Юра Яунзем. С ним у Ротмистрова–старшего были особые отношения: отец Юры был другом молодости Павла Алексеевича. Но о том знали немногие. Исаак Ашкенази. С ним Павел Алексеевич мог часами резаться в шахматы и одновременно выяснять подробности любого футбольного матча — «от Ромула до наших дней». Нравилась Ротмистрову–старшему прямолинейность Изи. «Нынче это товар редкий», — иногда повторял он.
Ротмистров–младший принимал реплики отца спокойно, улыбаясь: это выстрелы в него — человека дипломатичного и осторожного. Очень нравился Исаак еще и потому, что сходу лез потрогать модели, — мальчишка в нем еще не наигрался в военные игрушки. Ну, тут мы с Изькой оба не наигрались. Я из–за того, что не было у меня ни детства, ни игрушек. Поэтому часами держу в руках маленькие, ну совсем–совсем настоящие танки, которые, если их включить (они на батареях), даже не двигаясь еще, издают звуки настоящих танков. Ко мне у Павла Алексеевича тоже не совсем ординарное отношение: его заведующий кафедрой полковник Иосилевский — Аркаша — мне дядька по отцовской линии. Только знает о том один Ротмистров–старший. Сейчас я не помню: был ли Иосилевский среди той родни, что рванула от нас после арестов 1929–го? Но встретившись со мной у Ротмистровых 2 мая 1938 года, попыток сбежать, как Симон, он не сделал. И не раскрываясь перед гостями, меня расспросил с пристрастием, и сам мне очень многое прояснил. Только я раз и навсегда приказал себе — никакой видимой близости с теми, кто из–за знакомства со мной может хоть как–то пострадать. Поэтому стеной, выстроенной отношениями ко мне как к члену семьи «врагов народа» и детдомовцу кем–то в классе, я не был обижен. Наоборот — был доволен, что мне не нужно самому провоцировать отчуждение. Спасибо, большое спасибо товарищу Сталину за мою такую счастливую жизнь!.. Поэтому встречался я с Аркашей только у Ротмистрова, «под крышей»… Володи Жданова. Как–никак, был он, со своим непутевым братом Юркой, племянником высоченного партийного бугра, уже бывшего тогда и секретарем престижнейшего обкома ВКП(б), и секретарем ЦК, и членом Оргбюро ЦК, и кандидатом в члены Политбюро ЦК, а чуть позднее, с 1939–го — членом Политбюро.

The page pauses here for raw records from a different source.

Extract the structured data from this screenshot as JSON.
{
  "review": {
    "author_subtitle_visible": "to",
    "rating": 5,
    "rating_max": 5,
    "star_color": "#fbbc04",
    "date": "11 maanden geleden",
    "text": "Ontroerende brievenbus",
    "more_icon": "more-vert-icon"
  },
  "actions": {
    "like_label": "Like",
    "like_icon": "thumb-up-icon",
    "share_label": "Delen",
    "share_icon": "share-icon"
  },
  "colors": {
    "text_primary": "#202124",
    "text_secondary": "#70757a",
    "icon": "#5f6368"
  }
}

Свыше грабежа!, как говаривали приблатнённые друзья по двору моего дома 43 по Новобасманной. А племянник его абы с кем не якшался! Так–то!.. Вот это вот представление, что племянники члена Политбюро знают, что делают, позволило Яунзему поучить младшего — Юрку — уму–разуму, а самому Володе Жданову отличить ото всех, в том числе от «чистых», еврейскую девочку–соученицу Дору Левину, и полюбить ее беззаветно… Человек серьезный, и, как оказалось, однолюб, он трепетно–нежно относился к ней. В мае 1941 предложил ей стать его женой. Война вмешалась и разрушила их планы. Володя погиб осенью, при отступлении под Псковом. И родители его настоя–ли после войны, чтобы Дора поселилась у них — это у родного–то брата сталинского жандарма и оберпалача. Мало того, Володины родители сделали все, чтобы Дора, тяжело заболевшая после известия о гибели жениха, встала на ноги, подготовилась, поступила и с отличием окончила юридический факультет университета. Они дожили до ее замужества с племянником Катукова и успели еще раз настоять на устройстве этой молодой семьи в их большой ленинградской квартире, куда они возвратились после отставки Сергея Александровича, и там жили вместе с ними и с внуком Володей… Такая вот пастораль…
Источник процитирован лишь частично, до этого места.